One would, of course, have to be a resident of cloud-cuckoo land to expect the current US administration to restrain Turkey’s military leadership or to actively support Mr. Erdogan’s government. Despite Mr. Bush’s public statements exalting democracy, his record, unfortunately, speaks more eloquently than all of his pre-packaged oratory.

Which brings us back — always and invariably — to the European Union. It is only through Turkish accession to the EU that the Turkish military will be definitively remanded to its barracks. The ultimate constitutional delimitation of the Turkish armed forces to their professional military responsibilities will constitute a significant step, not only toward a comprehensive resolution of the Cyprus issue but toward a deep and wide-ranging rapprochement between Greece and Turkey. That is why we call upon the Greek government to lead the campaign for Turkish membership of the European Union as strongly and with the same determination and commitment as it led the campaign for Cypriot membership.

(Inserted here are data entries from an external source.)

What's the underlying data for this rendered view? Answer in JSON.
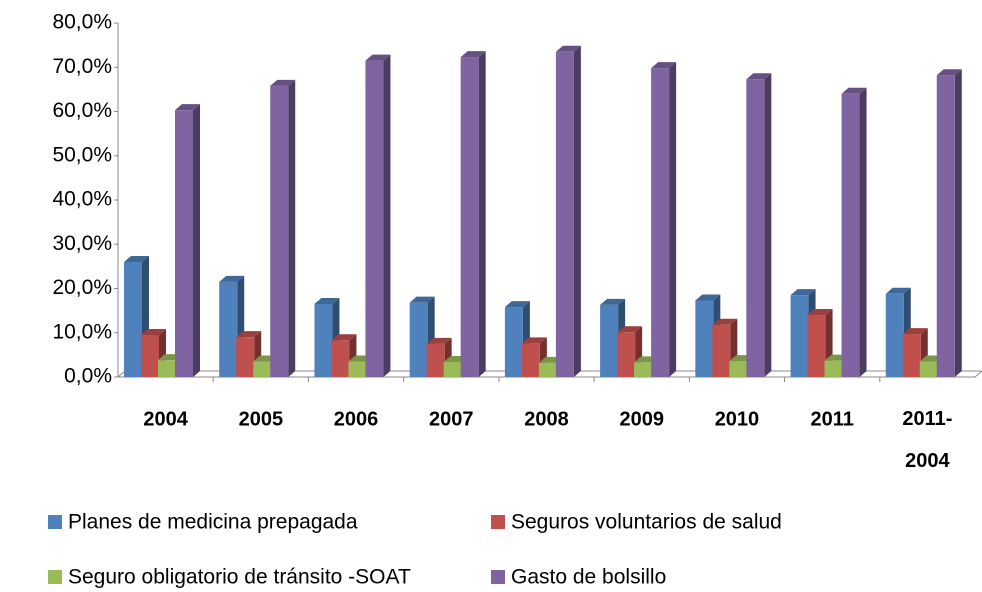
{
  "chart_data": {
    "type": "bar3d",
    "categories": [
      "2004",
      "2005",
      "2006",
      "2007",
      "2008",
      "2009",
      "2010",
      "2011",
      "2011-2004"
    ],
    "series": [
      {
        "name": "Planes de medicina prepagada",
        "color": "#4f81bd",
        "values": [
          26,
          21.5,
          16.5,
          16.8,
          15.8,
          16.3,
          17.3,
          18.5,
          18.8
        ]
      },
      {
        "name": "Seguros voluntarios de salud",
        "color": "#c0504d",
        "values": [
          9.5,
          9,
          8.3,
          7.5,
          7.6,
          10.1,
          11.8,
          14,
          9.7
        ]
      },
      {
        "name": "Seguro obligatorio de tránsito -SOAT",
        "color": "#9bbb59",
        "values": [
          3.8,
          3.5,
          3.5,
          3.4,
          3.2,
          3.3,
          3.6,
          3.7,
          3.5
        ]
      },
      {
        "name": "Gasto de bolsillo",
        "color": "#8064a2",
        "values": [
          60.3,
          65.8,
          71.5,
          72.3,
          73.5,
          69.8,
          67.3,
          64,
          68.2
        ]
      }
    ],
    "ylim": [
      0,
      80
    ],
    "yticks": [
      {
        "value": 0,
        "label": "0,0%"
      },
      {
        "value": 10,
        "label": "10,0%"
      },
      {
        "value": 20,
        "label": "20,0%"
      },
      {
        "value": 30,
        "label": "30,0%"
      },
      {
        "value": 40,
        "label": "40,0%"
      },
      {
        "value": 50,
        "label": "50,0%"
      },
      {
        "value": 60,
        "label": "60,0%"
      },
      {
        "value": 70,
        "label": "70,0%"
      },
      {
        "value": 80,
        "label": "80,0%"
      }
    ]
  }
}
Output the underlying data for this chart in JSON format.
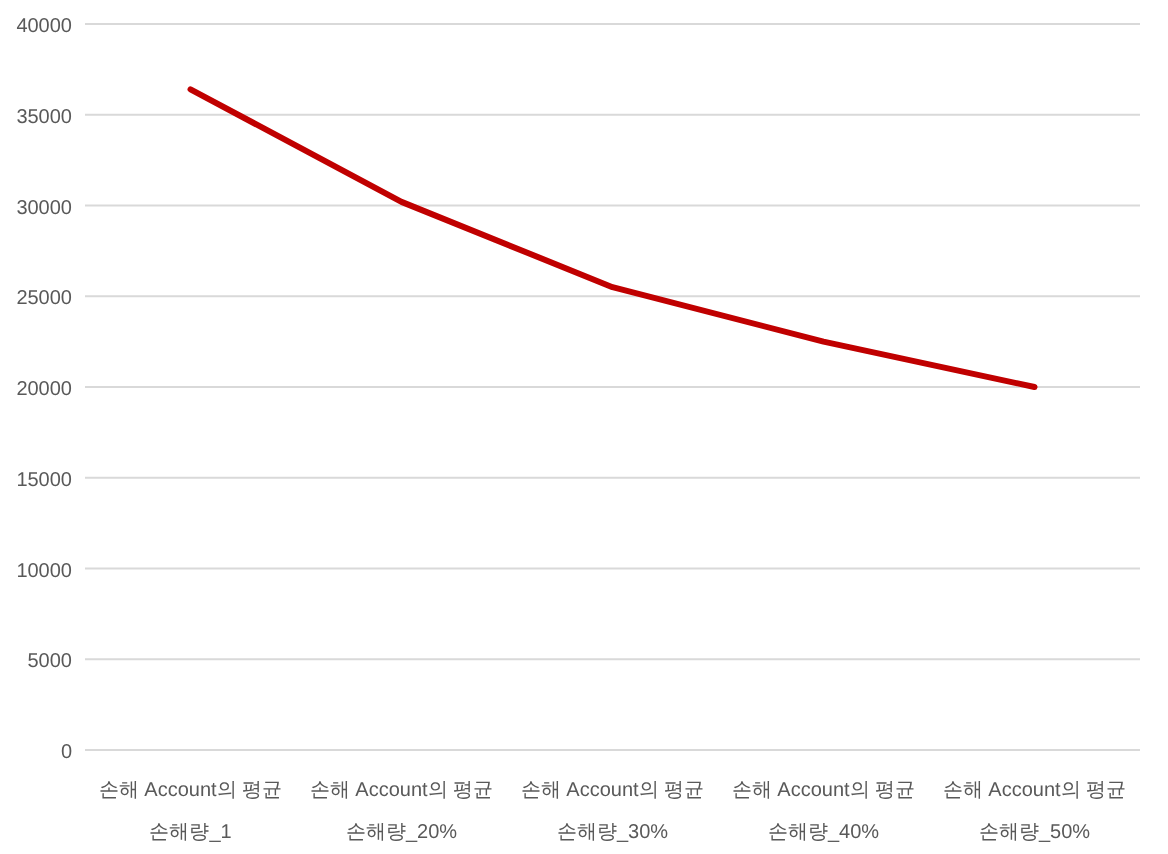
{
  "chart_data": {
    "type": "line",
    "categories": [
      "손해 Account의 평균 손해량_1",
      "손해 Account의 평균 손해량_20%",
      "손해 Account의 평균 손해량_30%",
      "손해 Account의 평균 손해량_40%",
      "손해 Account의 평균 손해량_50%"
    ],
    "series": [
      {
        "color": "#c00000",
        "values": [
          36400,
          30200,
          25500,
          22500,
          20000
        ]
      }
    ],
    "ylim": [
      0,
      40000
    ],
    "yticks": [
      0,
      5000,
      10000,
      15000,
      20000,
      25000,
      30000,
      35000,
      40000
    ],
    "grid": "y",
    "marker": "none",
    "line_style": "solid"
  }
}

Once again, this is not to suggest that Turkey be given a free pass into the EU. Mr. Erdogan’s government has to prove that it firmly supports authentic democratic processes and just as firmly defends the human rights of all its citizens. Turkey’s troops must also vacate Cyprus. In the event, supporting Mr. Erdogan and his government in their efforts to join the EU is even more important in the aftermath of Mr. Wolfowitz’s remarks and the Turkish army’s apparent muscle-flexing. The Greek government has been transparently clear about its support of Turkey’s EU candidacy. It must now also join the battle to fight the racist prejudices surrounding it. As it is, Greece has no choice: it’s either the European Union for Turkey or waiting for the next inevitable, and disastrous, brasshatted regime so beloved by Mr. Wolfowitz.